Art & Culture

And so, with a Mighty Bang!, the Superhero Season is upon us. Avengers Assemble – so called because you're deemed so stupid that you might think it's abut John Steed, who most of you under 30 have never heard of – cracks open the UK box office with £15 million, and the US will follow suit in a few days. And I couldn't care less.

In fact, the intellectual snob in me is downright depressed. It's not that I prefer The Exotic Salmon Fishing Hotel or Marigolds in the Yemen, but there's something about the eagerness with which everyone – film critics great and small, idiots and intelligent people alike – all throw their hands to the skies with a Hallelujah of enthusiasm, deifying Joss Whedon as they sing, that makes me want to scream from the nearest window, like a biggers and less charismatic Peter Finch – "NOOOOOO!!!"

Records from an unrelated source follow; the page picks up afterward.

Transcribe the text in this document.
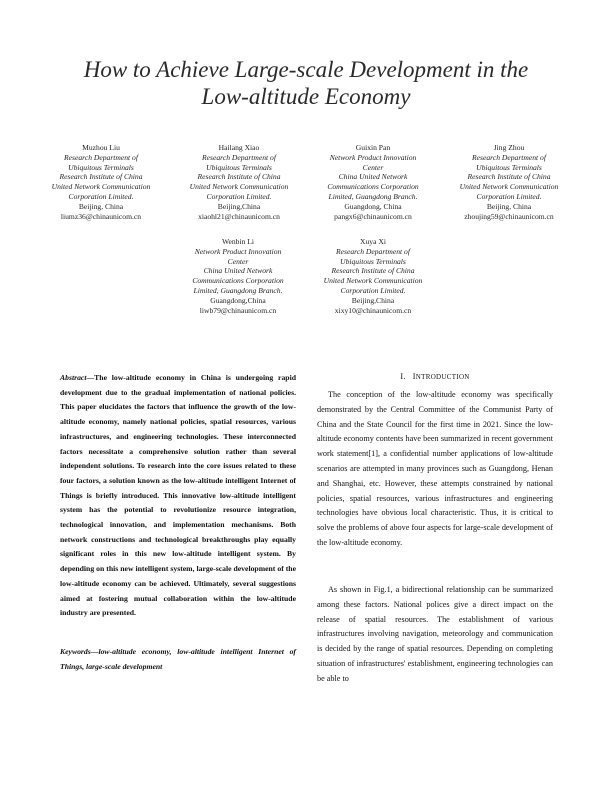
How to Achieve Large-scale Development in the
Low-altitude Economy
Muzhou Liu
Research Department of
Ubiquitous Terminals
Research Institute of China
United Network Communication
Corporation Limited.
Beijing, China
liumz36@chinaunicom.cn
Hailang Xiao
Research Department of
Ubiquitous Terminals
Research Institute of China
United Network Communication
Corporation Limited.
Beijing,China
xiaohl21@chinaunicom.cn
Guixin Pan
Network Product Innovation
Center
China United Network
Communications Corporation
Limited, Guangdong Branch.
Guangdong, China
pangx6@chinaunicom.cn
Jing Zhou
Research Department of
Ubiquitous Terminals
Research Institute of China
United Network Communication
Corporation Limited.
Beijing, China
zhoujing59@chinaunicom.cn
Wenbin Li
Network Product Innovation
Center
China United Network
Communications Corporation
Limited, Guangdong Branch.
Guangdong,China
liwb79@chinaunicom.cn
Xuya Xi
Research Department of
Ubiquitous Terminals
Research Institute of China
United Network Communication
Corporation Limited.
Beijing,China
xixy10@chinaunicom.cn
Abstract—The low-altitude economy in China is undergoing rapid development due to the gradual implementation of national policies. This paper elucidates the factors that influence the growth of the low-altitude economy, namely national policies, spatial resources, various infrastructures, and engineering technologies. These interconnected factors necessitate a comprehensive solution rather than several independent solutions. To research into the core issues related to these four factors, a solution known as the low-altitude intelligent Internet of Things is briefly introduced. This innovative low-altitude intelligent system has the potential to revolutionize resource integration, technological innovation, and implementation mechanisms. Both network constructions and technological breakthroughs play equally significant roles in this new low-altitude intelligent system. By depending on this new intelligent system, large-scale development of the low-altitude economy can be achieved. Ultimately, several suggestions aimed at fostering mutual collaboration within the low-altitude industry are presented.
Keywords—low-altitude economy, low-altitude intelligent Internet of Things, large-scale development
I. INTRODUCTION
The conception of the low-altitude economy was specifically demonstrated by the Central Committee of the Communist Party of China and the State Council for the first time in 2021. Since the low-altitude economy contents have been summarized in recent government work statement[1], a confidential number applications of low-altitude scenarios are attempted in many provinces such as Guangdong, Henan and Shanghai, etc. However, these attempts constrained by national policies, spatial resources, various infrastructures and engineering technologies have obvious local characteristic. Thus, it is critical to solve the problems of above four aspects for large-scale development of the low-altitude economy.
As shown in Fig.1, a bidirectional relationship can be summarized among these factors. National polices give a direct impact on the release of spatial resources. The establishment of various infrastructures involving navigation, meteorology and communication is decided by the range of spatial resources. Depending on completing situation of infrastructures' establishment, engineering technologies can be able to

Guys, this is a superhero movie. It's a film in which people wear fancy dress costumes, where they pretend to fly, where the main characters are NEVER killed, and where despite having an overwhelming advantage, the bad guy loses. It's fascist in ideology, because it suggests that human beings can't fight their own battles; it's dangerous in that it lets us believe that other people will sort out our problems, and it's sexist because there's only one major female character and she has to wear sexy clothes.

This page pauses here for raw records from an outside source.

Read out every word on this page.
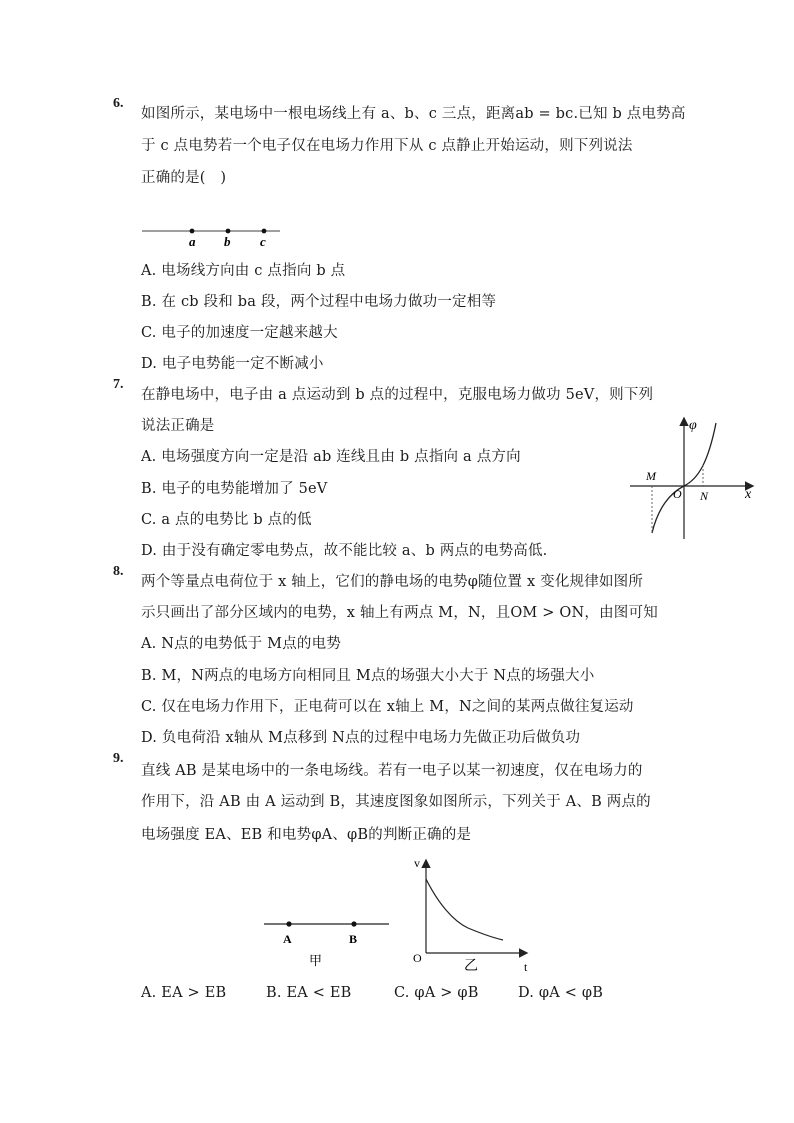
6.
如图所示，某电场中一根电场线上有 a、b、c 三点，距离ab = bc.已知 b 点电势高
于 c 点电势若一个电子仅在电场力作用下从 c 点静止开始运动，则下列说法
正确的是(　)
a b c
A. 电场线方向由 c 点指向 b 点
B. 在 cb 段和 ba 段，两个过程中电场力做功一定相等
C. 电子的加速度一定越来越大
D. 电子电势能一定不断减小
7.
在静电场中，电子由 a 点运动到 b 点的过程中，克服电场力做功 5eV，则下列
说法正确是
A. 电场强度方向一定是沿 ab 连线且由 b 点指向 a 点方向
B. 电子的电势能增加了 5eV
C. a 点的电势比 b 点的低
D. 由于没有确定零电势点，故不能比较 a、b 两点的电势高低.
φ
x
M
O N
8.
两个等量点电荷位于 x 轴上，它们的静电场的电势φ随位置 x 变化规律如图所
示只画出了部分区域内的电势，x 轴上有两点 M，N，且OM > ON，由图可知
A. N点的电势低于 M点的电势
B. M，N两点的电场方向相同且 M点的场强大小大于 N点的场强大小
C. 仅在电场力作用下，正电荷可以在 x轴上 M，N之间的某两点做往复运动
D. 负电荷沿 x轴从 M点移到 N点的过程中电场力先做正功后做负功
9.
直线 AB 是某电场中的一条电场线。若有一电子以某一初速度，仅在电场力的
作用下，沿 AB 由 A 运动到 B，其速度图象如图所示，下列关于 A、B 两点的
电场强度 EA、EB 和电势φA、φB的判断正确的是
A	B
甲
v
O
t
乙
A. EA > EB	B. EA < EB	C. φA > φB	D. φA < φB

Following Avengers, we will get yet another Spiderman, followed by the third in a trilogy of Batmans, which in turn were preceded by 4 of an earlier series. There is no end to the factory belt churning out this dross. Because it is dramatic dross, however well it's fitted out with cool CGI, witty one liners, and what is called 'darkness' in the case of the Batman series. These are not grown up movies, and they're not for grownups. They're for people who believe in Father Christmas, the Tooth Fairy and The Easter Bunny.

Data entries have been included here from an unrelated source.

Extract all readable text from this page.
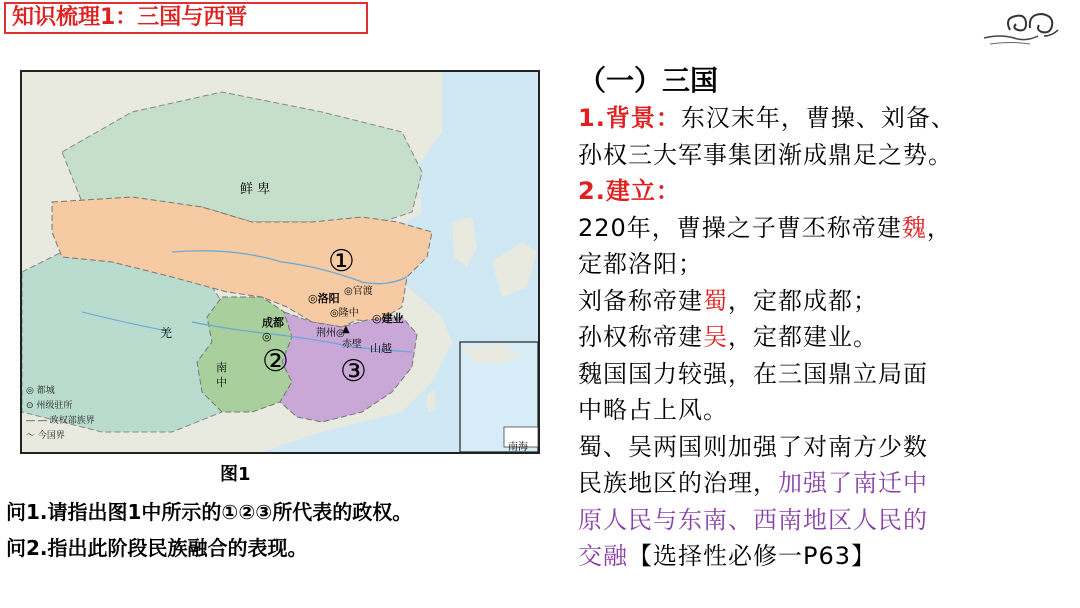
知识梳理1：三国与西晋
鲜 卑
羌
南
中
山越
南海
①
② ③
◎洛阳
◎官渡
◎隆中
荆州◎
▲
赤壁
成都
◎
◎建业
◎ 都城
⊙ 州级驻所
― ― 政权部族界
～ 今国界
图1
问1.请指出图1中所示的①②③所代表的政权。
问2.指出此阶段民族融合的表现。
（一）三国
1.背景：东汉末年，曹操、刘备、
孙权三大军事集团渐成鼎足之势。
2.建立：
220年，曹操之子曹丕称帝建魏，
定都洛阳；
刘备称帝建蜀，定都成都；
孙权称帝建吴，定都建业。
魏国国力较强，在三国鼎立局面
中略占上风。
蜀、吴两国则加强了对南方少数
民族地区的治理，加强了南迁中
原人民与东南、西南地区人民的
交融【选择性必修一P63】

What has happened over the last 25 years or more (maybe since Superman in 1978) is that people who loved comic book movies as kids have gone on loving them, and – reinforced by the misconception that Star Wars is a timeless work of art – have convinced themselves that still loving that genre doesn't disqualify them from being the intellectual giants they think they are.  But it does. Just because everyone thinks something doesn't make it true. Just because AA is better than Green Lantern doesn't make it a work of art.

And yes I know that it's just a bit of fun, and I take things way too seriously. But what's wrong with taking films seriously? There are good films and bad films, and there is also good and bad within specific genres. Thus Cabin in the Woods (Whedon's other recent movie) is OK as far as horror films go – and horror films are by definition idiotic. Ditto sci fi films. And ditto in spades Superhero/comicbook movie. As I have mentioned before there are – broadly speaking – two types of films: What if? and What is. The difference between fantasy and reality. As a rule (and there are exceptions – see Groundhog Day) films based in reality have more to say about life and the human condition than fantasy. Yes, In MY Opinion.

I blame it on computers. In a world in which nerds rule on account of the fact that they understand what happens inside a computer better than old fashioned people like me, geek ideology rules, and core to geek ideology are comic books. Why that should be is a whole other topic. For another time.